If $f$ is integrable on $[a,b]$ and $g$ is a function on $[a,b]$ . Show $g$ is integrable and $\int_a^b f(x) = \int_a^b g(x)$.

Question

Problem:

If $f$ is integrable on $[a,b]$ and $g$ is a function on $[a,b]]$ so that $f(x) = g(x)$ except for finitely many $x \in [a,b]$. Show $g$ is integrable and $\int_a^b f(x) = \int_a^b g(x)$.

I have looked at the solution from this page.

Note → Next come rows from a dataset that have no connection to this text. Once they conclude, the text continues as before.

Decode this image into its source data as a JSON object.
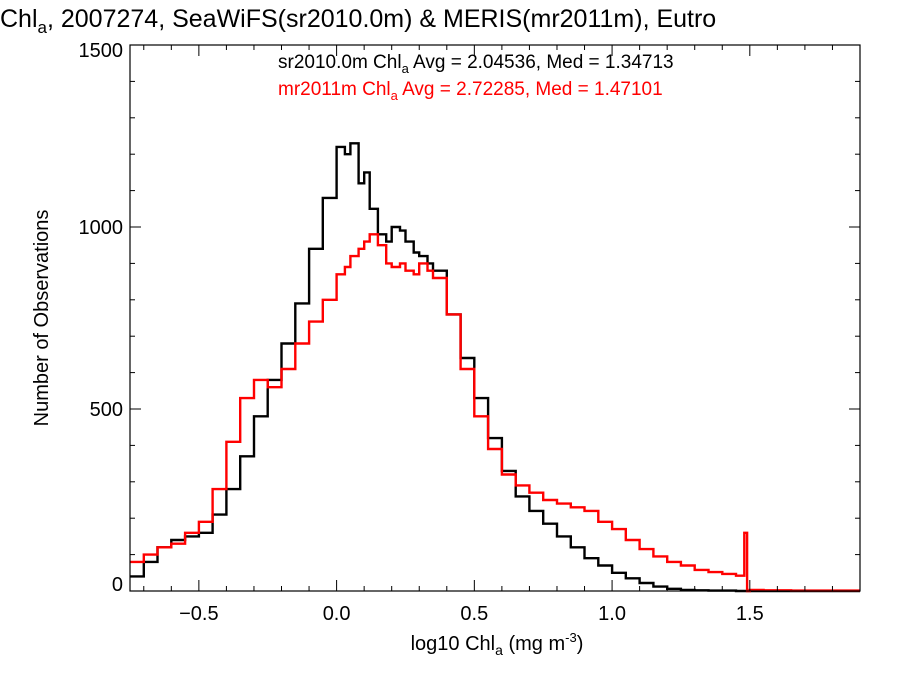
{
  "chart_data": {
    "type": "line",
    "step": true,
    "title": {
      "prefix": "Chl",
      "sub": "a",
      "suffix": ", 2007274, SeaWiFS(sr2010.0m) & MERIS(mr2011m), Eutro"
    },
    "xlabel": {
      "prefix": "log10 Chl",
      "sub": "a",
      "mid": " (mg m",
      "sup": "-3",
      "suffix": ")"
    },
    "ylabel": "Number of Observations",
    "xlim": [
      -0.75,
      1.9
    ],
    "ylim": [
      0,
      1500
    ],
    "xticks": [
      -0.5,
      0.0,
      0.5,
      1.0,
      1.5
    ],
    "xtick_labels": [
      "−0.5",
      "0.0",
      "0.5",
      "1.0",
      "1.5"
    ],
    "yticks": [
      0,
      500,
      1000,
      1500
    ],
    "ytick_labels": [
      "0",
      "500",
      "1000",
      "1500"
    ],
    "legend_position": "top-right",
    "series": [
      {
        "name": "sr2010.0m",
        "color": "#000000",
        "stats_label": {
          "prefix": "sr2010.0m Chl",
          "sub": "a",
          "suffix": " Avg = 2.04536, Med = 1.34713"
        },
        "x": [
          -0.75,
          -0.7,
          -0.65,
          -0.6,
          -0.55,
          -0.5,
          -0.45,
          -0.4,
          -0.35,
          -0.3,
          -0.25,
          -0.2,
          -0.15,
          -0.1,
          -0.05,
          0.0,
          0.03,
          0.05,
          0.08,
          0.1,
          0.12,
          0.15,
          0.18,
          0.2,
          0.23,
          0.25,
          0.28,
          0.3,
          0.33,
          0.35,
          0.4,
          0.45,
          0.5,
          0.55,
          0.6,
          0.65,
          0.7,
          0.75,
          0.8,
          0.85,
          0.9,
          0.95,
          1.0,
          1.05,
          1.1,
          1.15,
          1.2,
          1.25,
          1.3,
          1.35,
          1.4,
          1.45,
          1.5,
          1.55,
          1.6,
          1.65,
          1.7,
          1.75,
          1.8,
          1.85,
          1.9
        ],
        "y": [
          40,
          80,
          120,
          140,
          150,
          160,
          210,
          280,
          370,
          480,
          580,
          680,
          790,
          940,
          1080,
          1220,
          1200,
          1230,
          1120,
          1150,
          1050,
          980,
          960,
          1000,
          990,
          960,
          930,
          920,
          900,
          880,
          760,
          640,
          530,
          420,
          330,
          260,
          220,
          185,
          150,
          120,
          90,
          70,
          50,
          35,
          22,
          12,
          6,
          3,
          2,
          1,
          1,
          0,
          0,
          0,
          0,
          0,
          0,
          0,
          0,
          0,
          0
        ]
      },
      {
        "name": "mr2011m",
        "color": "#ff0000",
        "stats_label": {
          "prefix": "mr2011m Chl",
          "sub": "a",
          "suffix": " Avg = 2.72285, Med = 1.47101"
        },
        "x": [
          -0.75,
          -0.7,
          -0.65,
          -0.6,
          -0.55,
          -0.5,
          -0.45,
          -0.4,
          -0.35,
          -0.3,
          -0.25,
          -0.2,
          -0.15,
          -0.1,
          -0.05,
          0.0,
          0.03,
          0.05,
          0.08,
          0.1,
          0.12,
          0.15,
          0.18,
          0.2,
          0.23,
          0.25,
          0.28,
          0.3,
          0.33,
          0.35,
          0.4,
          0.45,
          0.5,
          0.55,
          0.6,
          0.65,
          0.7,
          0.75,
          0.8,
          0.85,
          0.9,
          0.95,
          1.0,
          1.05,
          1.1,
          1.15,
          1.2,
          1.25,
          1.3,
          1.35,
          1.4,
          1.45,
          1.48,
          1.49,
          1.5,
          1.55,
          1.6,
          1.65,
          1.7,
          1.75,
          1.8,
          1.85,
          1.9
        ],
        "y": [
          80,
          100,
          120,
          130,
          160,
          190,
          280,
          410,
          530,
          580,
          560,
          610,
          680,
          740,
          800,
          870,
          890,
          920,
          940,
          960,
          980,
          950,
          900,
          890,
          900,
          880,
          870,
          900,
          880,
          860,
          760,
          610,
          480,
          390,
          320,
          290,
          270,
          250,
          240,
          230,
          220,
          190,
          170,
          140,
          115,
          95,
          80,
          70,
          58,
          52,
          47,
          42,
          160,
          0,
          3,
          2,
          2,
          1,
          1,
          1,
          1,
          1,
          1
        ]
      }
    ]
  }
}
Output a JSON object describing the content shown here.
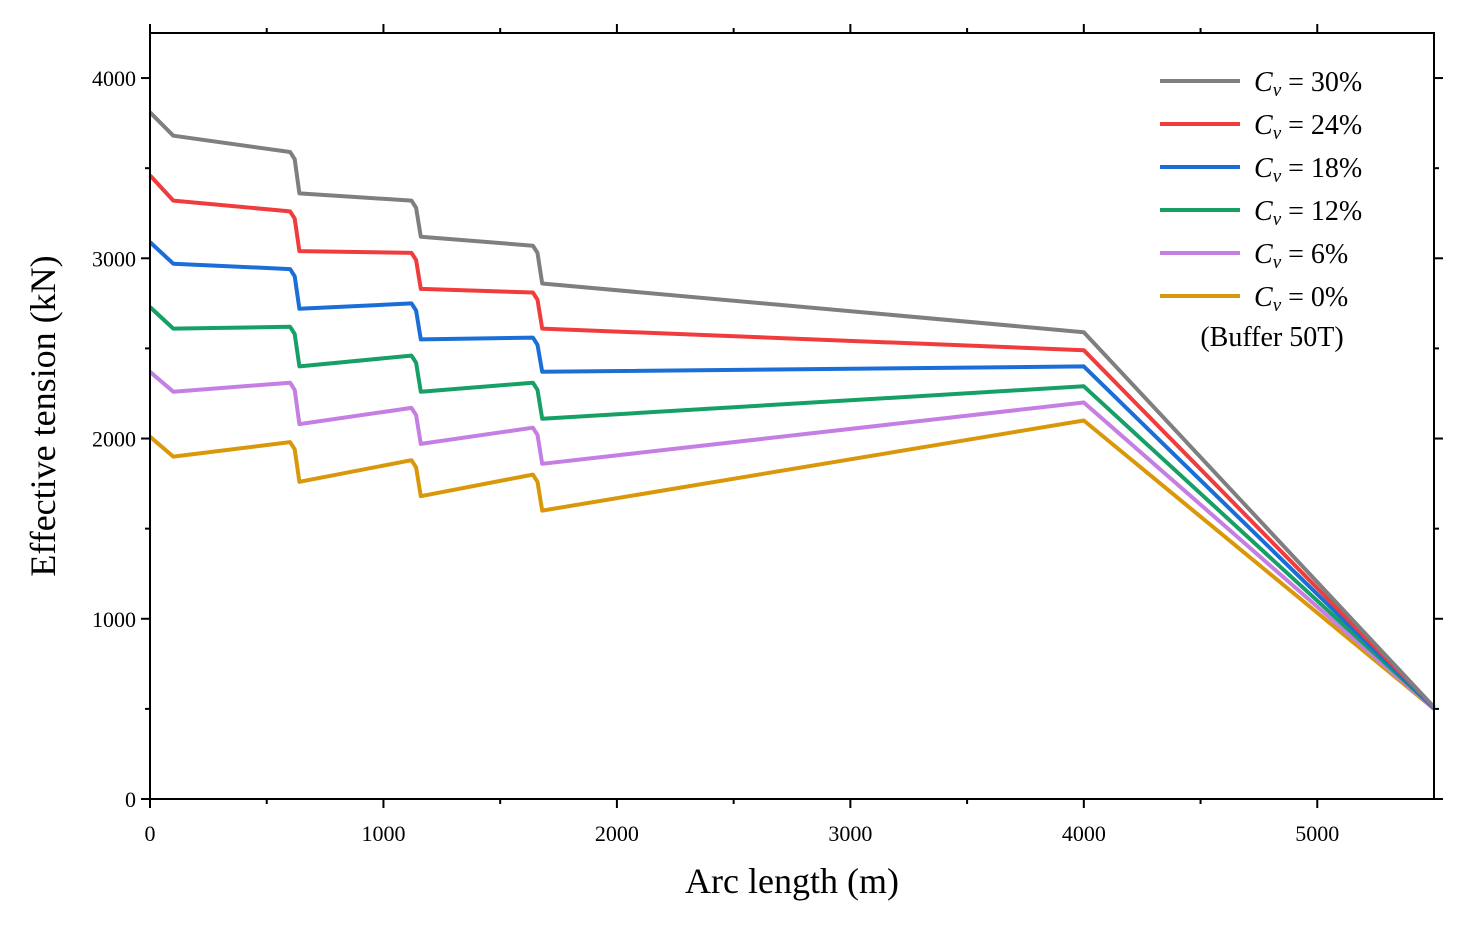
{
  "chart_data": {
    "type": "line",
    "title": "",
    "xlabel": "Arc length (m)",
    "ylabel": "Effective tension (kN)",
    "xlim": [
      0,
      5500
    ],
    "ylim": [
      0,
      4250
    ],
    "xticks": [
      0,
      1000,
      2000,
      3000,
      4000,
      5000
    ],
    "yticks": [
      0,
      1000,
      2000,
      3000,
      4000
    ],
    "x_minor_step": 500,
    "y_minor_step": 500,
    "grid": false,
    "legend_position": "top-right",
    "note": "(Buffer 50T)",
    "series": [
      {
        "name": "Cv = 30%",
        "label_var": "C",
        "label_sub": "v",
        "label_rest": " = 30%",
        "color": "#7f7f7f",
        "x": [
          0,
          100,
          600,
          620,
          640,
          1120,
          1140,
          1160,
          1640,
          1660,
          1680,
          4000,
          5500
        ],
        "y": [
          3810,
          3680,
          3590,
          3550,
          3360,
          3320,
          3280,
          3120,
          3070,
          3030,
          2860,
          2590,
          510
        ]
      },
      {
        "name": "Cv = 24%",
        "label_var": "C",
        "label_sub": "v",
        "label_rest": " = 24%",
        "color": "#f03c3c",
        "x": [
          0,
          100,
          600,
          620,
          640,
          1120,
          1140,
          1160,
          1640,
          1660,
          1680,
          4000,
          5500
        ],
        "y": [
          3460,
          3320,
          3260,
          3220,
          3040,
          3030,
          2990,
          2830,
          2810,
          2770,
          2610,
          2490,
          510
        ]
      },
      {
        "name": "Cv = 18%",
        "label_var": "C",
        "label_sub": "v",
        "label_rest": " = 18%",
        "color": "#1a6ed8",
        "x": [
          0,
          100,
          600,
          620,
          640,
          1120,
          1140,
          1160,
          1640,
          1660,
          1680,
          4000,
          5500
        ],
        "y": [
          3090,
          2970,
          2940,
          2900,
          2720,
          2750,
          2710,
          2550,
          2560,
          2520,
          2370,
          2400,
          505
        ]
      },
      {
        "name": "Cv = 12%",
        "label_var": "C",
        "label_sub": "v",
        "label_rest": " = 12%",
        "color": "#16a065",
        "x": [
          0,
          100,
          600,
          620,
          640,
          1120,
          1140,
          1160,
          1640,
          1660,
          1680,
          4000,
          5500
        ],
        "y": [
          2730,
          2610,
          2620,
          2580,
          2400,
          2460,
          2420,
          2260,
          2310,
          2270,
          2110,
          2290,
          505
        ]
      },
      {
        "name": "Cv = 6%",
        "label_var": "C",
        "label_sub": "v",
        "label_rest": " = 6%",
        "color": "#c57fe3",
        "x": [
          0,
          100,
          600,
          620,
          640,
          1120,
          1140,
          1160,
          1640,
          1660,
          1680,
          4000,
          5500
        ],
        "y": [
          2370,
          2260,
          2310,
          2270,
          2080,
          2170,
          2130,
          1970,
          2060,
          2020,
          1860,
          2200,
          500
        ]
      },
      {
        "name": "Cv = 0%",
        "label_var": "C",
        "label_sub": "v",
        "label_rest": " = 0%",
        "color": "#d9980a",
        "x": [
          0,
          100,
          600,
          620,
          640,
          1120,
          1140,
          1160,
          1640,
          1660,
          1680,
          4000,
          5500
        ],
        "y": [
          2010,
          1900,
          1980,
          1940,
          1760,
          1880,
          1840,
          1680,
          1800,
          1760,
          1600,
          2100,
          500
        ]
      }
    ]
  }
}
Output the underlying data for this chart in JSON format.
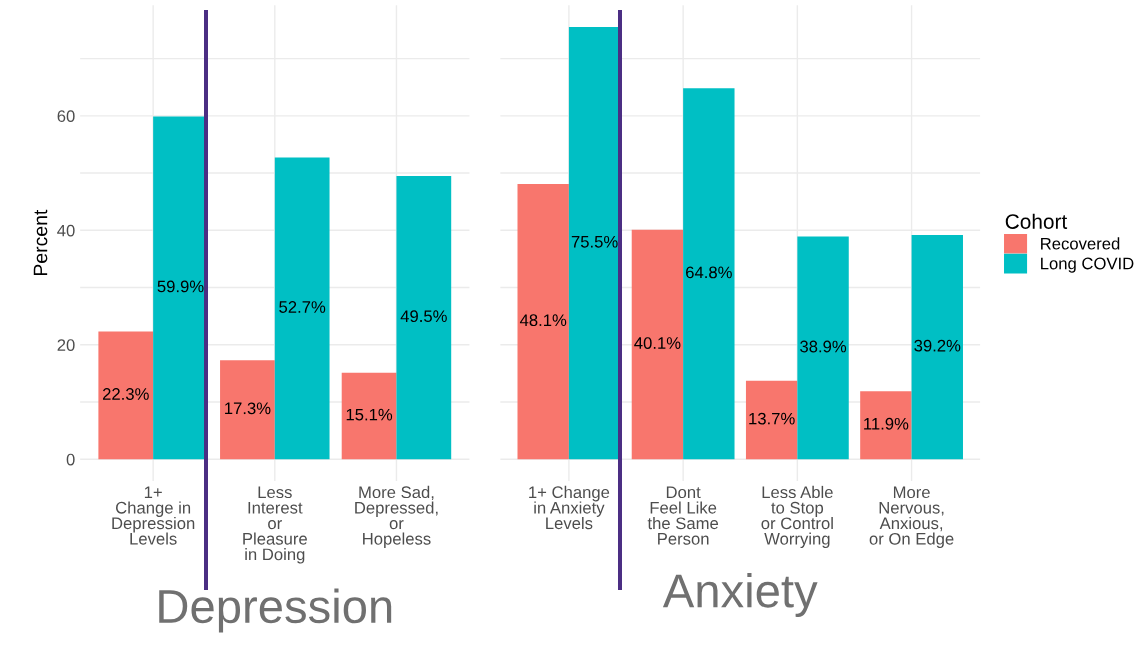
{
  "chart_data": [
    {
      "type": "bar",
      "xlabel": "Depression",
      "ylabel": "Percent",
      "categories": [
        "1+\nChange in\nDepression\nLevels",
        "Less\nInterest\nor\nPleasure\nin Doing",
        "More Sad,\nDepressed,\nor\nHopeless"
      ],
      "series": [
        {
          "color": "#f8766d",
          "values": [
            22.3,
            17.3,
            15.1
          ],
          "value_labels": [
            "22.3%",
            "17.3%",
            "15.1%"
          ]
        },
        {
          "color": "#00bfc4",
          "values": [
            59.9,
            52.7,
            49.5
          ],
          "value_labels": [
            "59.9%",
            "52.7%",
            "49.5%"
          ]
        }
      ],
      "ylim": [
        -3.8,
        79.3
      ],
      "yticks": [
        0,
        {
          "value": 10,
          "label": null
        },
        20,
        {
          "value": 30,
          "label": null
        },
        40,
        {
          "value": 50,
          "label": null
        },
        60,
        {
          "value": 70,
          "label": null
        }
      ],
      "grid": true
    },
    {
      "type": "bar",
      "xlabel": "Anxiety",
      "legend_title": "Cohort",
      "legend": "right",
      "categories": [
        "1+ Change\nin Anxiety\nLevels",
        "Dont\nFeel Like\nthe Same\nPerson",
        "Less Able\nto Stop\nor Control\nWorrying",
        "More\nNervous,\nAnxious,\nor On Edge"
      ],
      "series": [
        {
          "name": "Recovered",
          "color": "#f8766d",
          "values": [
            48.1,
            40.1,
            13.7,
            11.9
          ],
          "value_labels": [
            "48.1%",
            "40.1%",
            "13.7%",
            "11.9%"
          ]
        },
        {
          "name": "Long COVID",
          "color": "#00bfc4",
          "values": [
            75.5,
            64.8,
            38.9,
            39.2
          ],
          "value_labels": [
            "75.5%",
            "64.8%",
            "38.9%",
            "39.2%"
          ]
        }
      ],
      "ylim": [
        -3.8,
        79.3
      ],
      "yticks": [
        0,
        {
          "value": 10,
          "label": null
        },
        20,
        {
          "value": 30,
          "label": null
        },
        40,
        {
          "value": 50,
          "label": null
        },
        60,
        {
          "value": 70,
          "label": null
        }
      ],
      "tick_labels": "x",
      "grid": true
    }
  ]
}
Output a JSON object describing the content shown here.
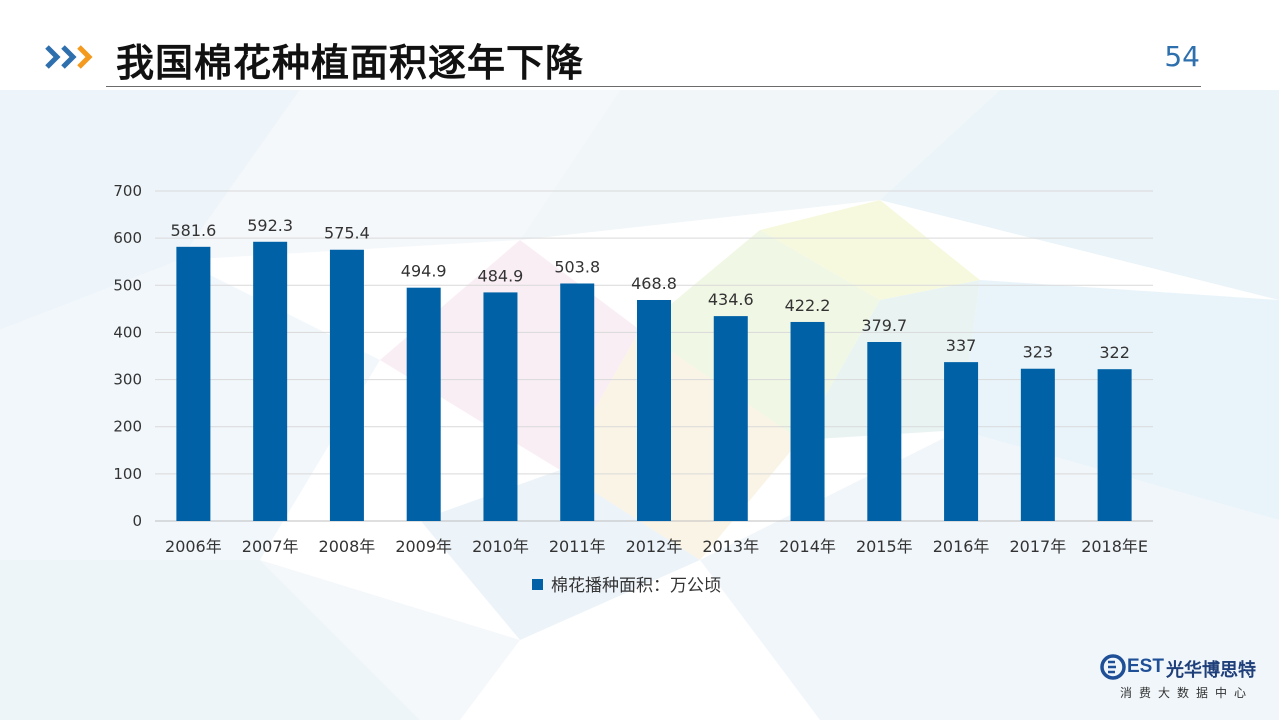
{
  "slide": {
    "title": "我国棉花种植面积逐年下降",
    "page_number": "54"
  },
  "logo": {
    "brand_latin": "EST",
    "brand_cn": "光华博思特",
    "subtitle": "消费大数据中心"
  },
  "colors": {
    "bar": "#0061a6",
    "accent_orange": "#f39a1f",
    "accent_blue": "#2e6fad"
  },
  "chart_data": {
    "type": "bar",
    "categories": [
      "2006年",
      "2007年",
      "2008年",
      "2009年",
      "2010年",
      "2011年",
      "2012年",
      "2013年",
      "2014年",
      "2015年",
      "2016年",
      "2017年",
      "2018年E"
    ],
    "series": [
      {
        "name": "棉花播种面积：万公顷",
        "values": [
          581.6,
          592.3,
          575.4,
          494.9,
          484.9,
          503.8,
          468.8,
          434.6,
          422.2,
          379.7,
          337,
          323,
          322
        ],
        "labels": [
          "581.6",
          "592.3",
          "575.4",
          "494.9",
          "484.9",
          "503.8",
          "468.8",
          "434.6",
          "422.2",
          "379.7",
          "337",
          "323",
          "322"
        ]
      }
    ],
    "ylim": [
      0,
      700
    ],
    "yticks": [
      "0",
      "100",
      "200",
      "300",
      "400",
      "500",
      "600",
      "700"
    ],
    "grid": true,
    "legend_position": "bottom"
  }
}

Where they use induction to prove this, such as this:

However my question is how do they arrive at $$t_k - t_{k-1}= \frac{\epsilon}{12B}$$ and $$|U(g,p) - U(f,p)| \le 2[B-(-B)]*\max \{ t_k - t_{k-1}\} < \frac{\epsilon}{3} $$

Thank you very much.

Answer 1

For $|U(g,p) - U(f,p)| \le 2[B-(-B)]*\max \{ t_k - t_{k-1}\} < \frac{\epsilon}{3} $:

Remember that $f=g$ except for exactly one point. The worst case is that precisely this point is one of the points of the partition $P$. In this case, by the definition of upper sum, $U(f,P)$ and $U(g,P)$ only differes on what hapepens in these two intervals, so $U(f,P)-U(g,P)$ calcels except on AT MOST, two (consecutive) intervals. So

$$U(f,P)-U(g,P)=(M_k(f)-M_k(g))(t_k-t_{k-1})+(M_{k+1}(f)-M_{k+1}(g))(t_{k+1}-t_{k}), $$ where $M_j(f)$ is the max of $f$ in the $j$-th interval (and the same for $g$).

Can you finish from here?